One of the documents — a letter urging the Nationalists to fight alongside the Communists to resist the Japanese — was signed by Mao and another high-ranking Communist official, Peng Dehuai, sold for $458,000, reports the China News Service.
A second, sold for $506,000, details the plan to pressure Chiang into cooperating, according to Bonhams.
The two documents, along with other memorabilia once belonging to Zhang Xueliang’s family, were brought to the United States in 1941 by Hyland Lyon, a Californian who arrived in Shanghai in 1934 and later became Zhang’s pilot and bodyguard to his wife and son.

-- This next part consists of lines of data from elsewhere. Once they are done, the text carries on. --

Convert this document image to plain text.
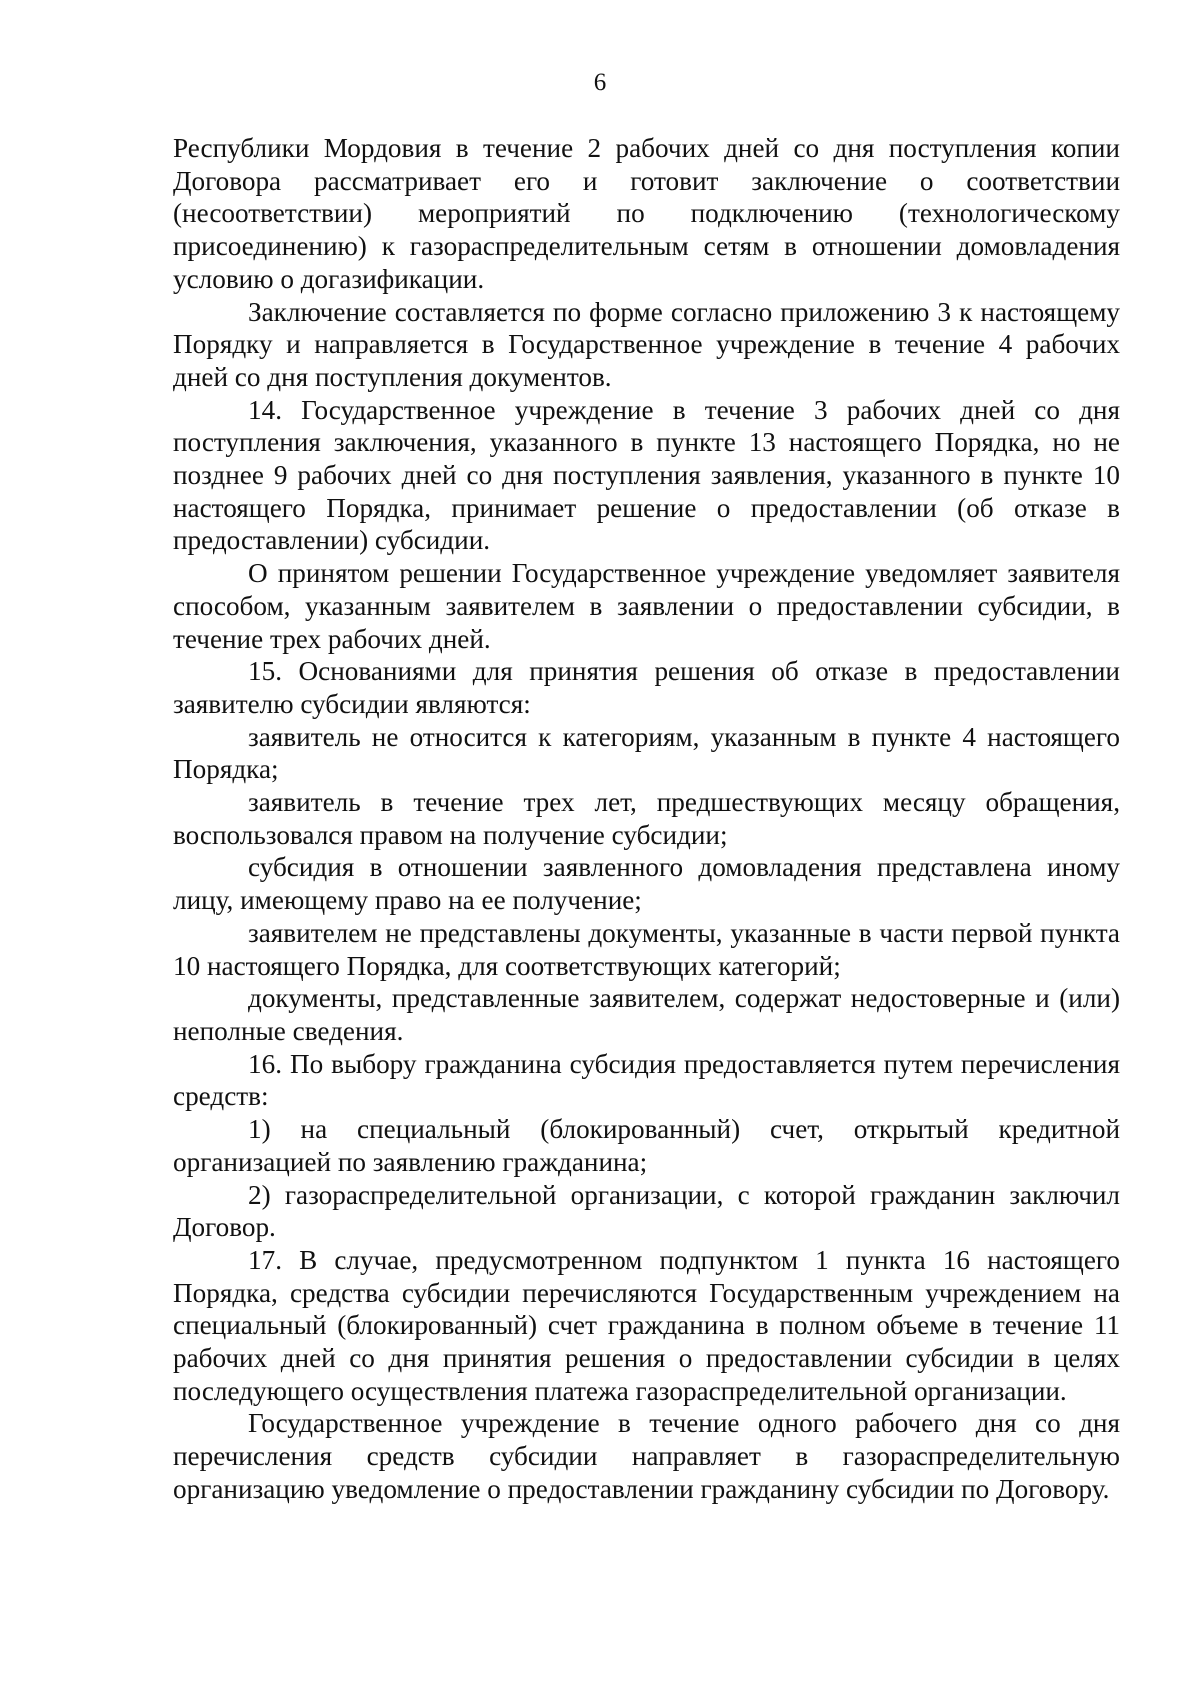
6

Республики Мордовия в течение 2 рабочих дней со дня поступления копии Договора рассматривает его и готовит заключение о соответствии (несоответствии) мероприятий по подключению (технологическому присоединению) к газораспределительным сетям в отношении домовладения условию о догазификации.

Заключение составляется по форме согласно приложению 3 к настоящему Порядку и направляется в Государственное учреждение в течение 4 рабочих дней со дня поступления документов.

14. Государственное учреждение в течение 3 рабочих дней со дня поступления заключения, указанного в пункте 13 настоящего Порядка, но не позднее 9 рабочих дней со дня поступления заявления, указанного в пункте 10 настоящего Порядка, принимает решение о предоставлении (об отказе в предоставлении) субсидии.

О принятом решении Государственное учреждение уведомляет заявителя способом, указанным заявителем в заявлении о предоставлении субсидии, в течение трех рабочих дней.

15. Основаниями для принятия решения об отказе в предоставлении заявителю субсидии являются:

заявитель не относится к категориям, указанным в пункте 4 настоящего Порядка;

заявитель в течение трех лет, предшествующих месяцу обращения, воспользовался правом на получение субсидии;

субсидия в отношении заявленного домовладения представлена иному лицу, имеющему право на ее получение;

заявителем не представлены документы, указанные в части первой пункта 10 настоящего Порядка, для соответствующих категорий;

документы, представленные заявителем, содержат недостоверные и (или) неполные сведения.

16. По выбору гражданина субсидия предоставляется путем перечисления средств:

1) на специальный (блокированный) счет, открытый кредитной организацией по заявлению гражданина;

2) газораспределительной организации, с которой гражданин заключил Договор.

17. В случае, предусмотренном подпунктом 1 пункта 16 настоящего Порядка, средства субсидии перечисляются Государственным учреждением на специальный (блокированный) счет гражданина в полном объеме в течение 11 рабочих дней со дня принятия решения о предоставлении субсидии в целях последующего осуществления платежа газораспределительной организации.

Государственное учреждение в течение одного рабочего дня со дня перечисления средств субсидии направляет в газораспределительную организацию уведомление о предоставлении гражданину субсидии по Договору.
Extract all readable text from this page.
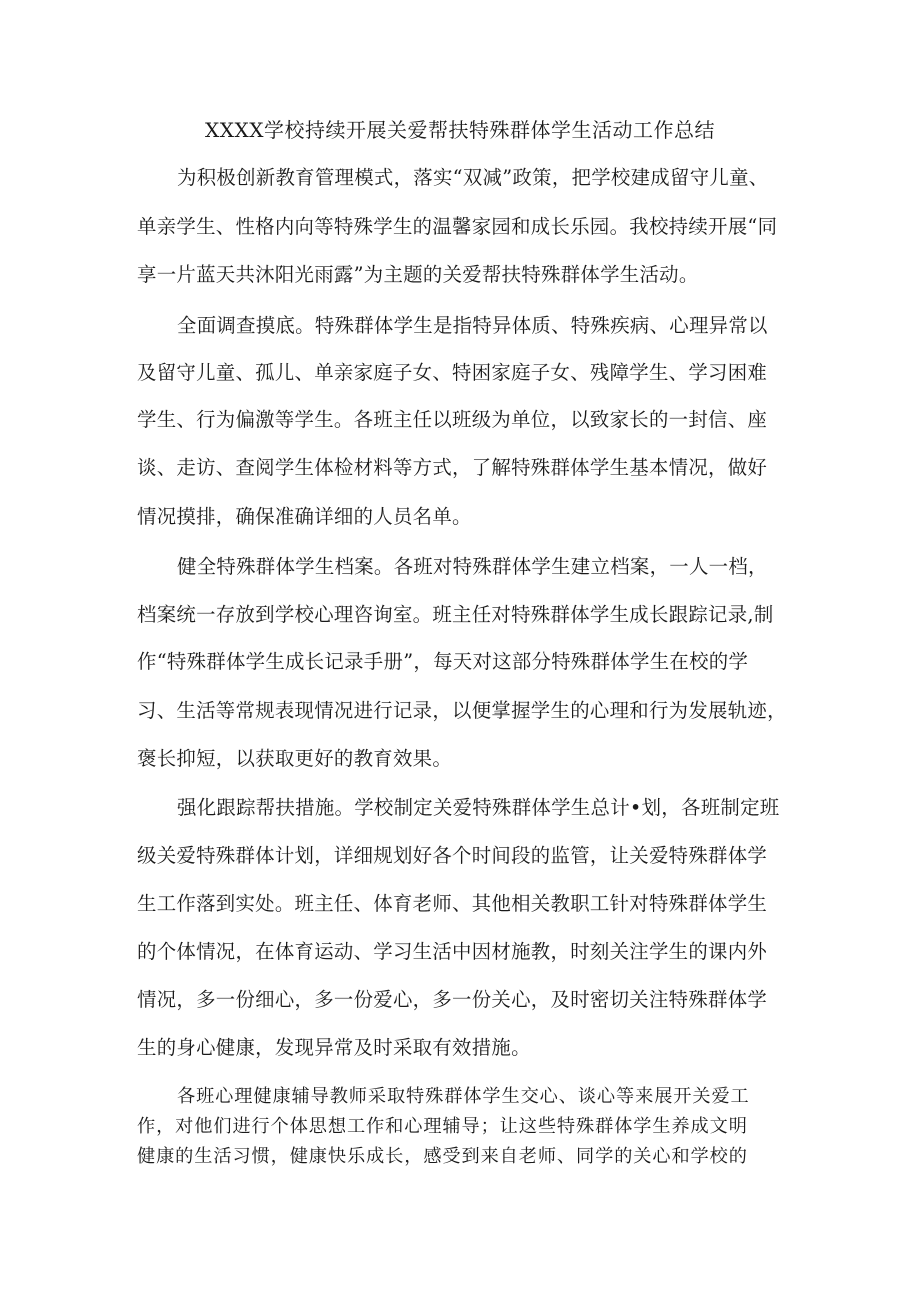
XXXX学校持续开展关爱帮扶特殊群体学生活动工作总结
为积极创新教育管理模式，落实“双减”政策，把学校建成留守儿童、
单亲学生、性格内向等特殊学生的温馨家园和成长乐园。我校持续开展“同
享一片蓝天共沐阳光雨露”为主题的关爱帮扶特殊群体学生活动。
全面调查摸底。特殊群体学生是指特异体质、特殊疾病、心理异常以
及留守儿童、孤儿、单亲家庭子女、特困家庭子女、残障学生、学习困难
学生、行为偏激等学生。各班主任以班级为单位，以致家长的一封信、座
谈、走访、查阅学生体检材料等方式，了解特殊群体学生基本情况，做好
情况摸排，确保准确详细的人员名单。
健全特殊群体学生档案。各班对特殊群体学生建立档案，一人一档，
档案统一存放到学校心理咨询室。班主任对特殊群体学生成长跟踪记录,制
作“特殊群体学生成长记录手册”，每天对这部分特殊群体学生在校的学
习、生活等常规表现情况进行记录，以便掌握学生的心理和行为发展轨迹，
褒长抑短，以获取更好的教育效果。
强化跟踪帮扶措施。学校制定关爱特殊群体学生总计•划，各班制定班
级关爱特殊群体计划，详细规划好各个时间段的监管，让关爱特殊群体学
生工作落到实处。班主任、体育老师、其他相关教职工针对特殊群体学生
的个体情况，在体育运动、学习生活中因材施教，时刻关注学生的课内外
情况，多一份细心，多一份爱心，多一份关心，及时密切关注特殊群体学
生的身心健康，发现异常及时采取有效措施。
各班心理健康辅导教师采取特殊群体学生交心、谈心等来展开关爱工
作，对他们进行个体思想工作和心理辅导；让这些特殊群体学生养成文明
健康的生活习惯，健康快乐成长，感受到来自老师、同学的关心和学校的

Zhang Xueliang spent most of the rest of his life under house arrest after he released Chiang Kai-shek in December 1936. An 8-page letter to his family written in 1937 sold for a record $850,000 at the auction, reported BBC China.
According to CNS, the entire collection sold for a total of $2.7 million. It is not known who purchased the documents, but CNS reported that several Chinese museums had contacted the auction house in an attempt to bring the collection back to China.